LCSR Seminar: Axel Krieger “Smart and Autonomous Robots for Surgery”

When:
February 6, 2019 @ 12:00 pm – 1:00 pm
2019-02-06T12:00:00-05:00
2019-02-06T13:00:00-05:00
Where:
Hackerman B-17
Contact:
LCSR

Abstract:

Robotic assisted surgery (RAS) systems, such as the da Vinci (Intuitive Surgical), incorporate highly dexterous tools, hand tremor filtering, and motion scaling to enable a minimally invasive surgery (MIS) approach, reducing collateral damage and patient recovery times. However, current state-of-the-art tele-robotic surgery requires a surgeon operating every motion of the robot, resulting in long procedure times and inconsistent results. The advantages of autonomous robotic functionality have been demonstrated in applications outside of medicine, ranging from manufacturing to self-driving cars. A limited form of autonomous RAS with pre-planned functionality was introduced in bony orthopedic procedures, radiotherapy, and cochlear implants. Efforts in automating deformable and unstructured soft tissue surgeries have been limited so far to elemental tasks such as knot tying, needle insertion, and executing predefined motions.

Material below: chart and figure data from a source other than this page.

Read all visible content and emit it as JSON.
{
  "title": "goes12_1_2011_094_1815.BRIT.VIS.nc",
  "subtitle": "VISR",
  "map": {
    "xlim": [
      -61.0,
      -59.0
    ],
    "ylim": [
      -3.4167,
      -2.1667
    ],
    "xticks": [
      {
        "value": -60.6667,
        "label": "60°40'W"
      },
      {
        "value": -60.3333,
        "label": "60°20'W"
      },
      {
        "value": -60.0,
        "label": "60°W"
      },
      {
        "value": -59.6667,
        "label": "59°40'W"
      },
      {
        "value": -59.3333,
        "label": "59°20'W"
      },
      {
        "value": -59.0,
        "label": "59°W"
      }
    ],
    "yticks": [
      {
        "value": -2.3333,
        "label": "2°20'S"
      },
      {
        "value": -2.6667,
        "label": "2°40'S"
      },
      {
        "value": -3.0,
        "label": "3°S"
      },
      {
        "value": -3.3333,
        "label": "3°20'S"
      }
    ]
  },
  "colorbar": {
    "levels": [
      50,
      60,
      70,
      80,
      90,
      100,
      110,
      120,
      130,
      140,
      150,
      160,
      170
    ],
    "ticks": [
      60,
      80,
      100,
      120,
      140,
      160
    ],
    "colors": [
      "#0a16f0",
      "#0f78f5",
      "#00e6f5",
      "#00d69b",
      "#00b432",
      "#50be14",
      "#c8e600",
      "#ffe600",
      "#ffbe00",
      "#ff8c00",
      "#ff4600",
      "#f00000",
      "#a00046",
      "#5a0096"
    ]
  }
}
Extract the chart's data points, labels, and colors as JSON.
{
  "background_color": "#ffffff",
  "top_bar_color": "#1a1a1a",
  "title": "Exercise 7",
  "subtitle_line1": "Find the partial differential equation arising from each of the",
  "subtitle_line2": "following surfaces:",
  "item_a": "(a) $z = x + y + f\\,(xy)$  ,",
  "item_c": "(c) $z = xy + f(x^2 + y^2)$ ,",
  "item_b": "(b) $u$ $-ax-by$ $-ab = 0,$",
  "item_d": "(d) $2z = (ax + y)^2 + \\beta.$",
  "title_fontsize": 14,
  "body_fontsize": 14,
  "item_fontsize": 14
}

The goal of this research is to develop a robotic surgical system to perform complex soft tissue surgeries such as anastomosis and tumor resections autonomously – with the ultimate goal of improving surgical outcome and reducing procedure times. The system consists of a lightweight robot arm, custom interchangeable robotic tools for suturing and electro-cautery, a plenoptic three-dimensional and near-infrared fluorescent (NIRF) imaging system, and autonomous robot control algorithms. We demonstrated that the outcome of supervised autonomous anastomoses is superior to surgery performed by expert surgeons and RAS techniques in ex vivo and in vivo porcine studies. We also demonstrated autonomous tumor resection results using visual servoing with consistent tumor margins.

 

Bio:

Assistant Professor Dr. Axel Krieger joined the University of Maryland, Department of Mechanical Engineering in the Clark School of Engineering, in 2017. He is leading a group of students, scientists, and engineers in the research and development of robotic tools and laparoscopic devices. Projects include the development of a surgical robot called smart tissue autonomous robot (STAR) and the use of 3D printing for surgical planning and patient specific implants. Professor Krieger holds several licensed patents for biomedical devices. Before joining the University of Maryland, Professor Axel Krieger was Assistant Research Professor and program lead for Smart Tools at the Sheikh Zayed Institute for Pediatric Surgical Innovation at Children’s National. He has several years of experience in private industry at Sentinelle Medical Inc and Hologic Inc. His role within these organizations was Product Leader developing devices and software systems from concept to FDA approval and market introduction. Dr. Krieger completed his undergraduate and master’s degrees at the University of Karlsruhe in Germany and his doctorate at Johns Hopkins, where he pioneered an MRI guided prostate biopsy robot used in over 50 patient procedures at three hospitals.